Tanya Gold Tanya Gold

Food: Drowning in mustard

issue 29 October 2011

The St Pancras Renaissance London Hotel, by Marriott, is 14 syllables long, which is too many. The best hotels have two syllables or at most three, but I can’t spend my life looking for two-syllable hotels with restaurants to review because I would go mad and so would you. Even so, the glorious red building, which looks like the backside of Christchurch after a dust storm, is at last restored and it has fine dining by Marcus Wareing in a restaurant called The Gilbert Scott.

In we go to the vast curved room, which is at the front of the hotel, with views of the Euston Road, which, as ever, looks like downtown Chernobyl hosting a Chicken Shack convention. And guess what? The walls are mustard-coloured. You know how some stylistic crimes are so complete they destroy everything? This room is perhaps 80 foot long and 30 foot high. It is a great, sexy curve, built before Disraeli put an Empress’s crown on Victoria’s small head. It should be full of reds and greens and all the pride and fury of its time. Or maybe it should be an edgy canteen with fish and chips and iPod docking stations for the backpackers in the terminal below. But it’s mustard — prim, dull, safe, despicable little mustard.

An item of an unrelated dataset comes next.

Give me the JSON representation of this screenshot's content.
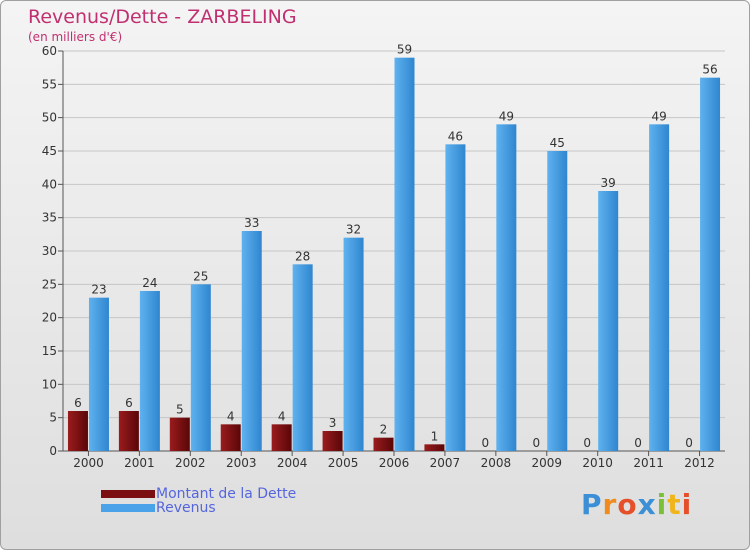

As if reading my fury, we are settled into the worst table in the restaurant, in a tiny corner next to a service station, so I can watch the staff decorating a pudding and enjoy a view of miles of uninterrupted mustard. I wouldn’t mind this, except it is almost empty at Friday lunchtime, so the staff have clearly decided they don’t like the look of us. Two women dining alone and we get a rubbish table.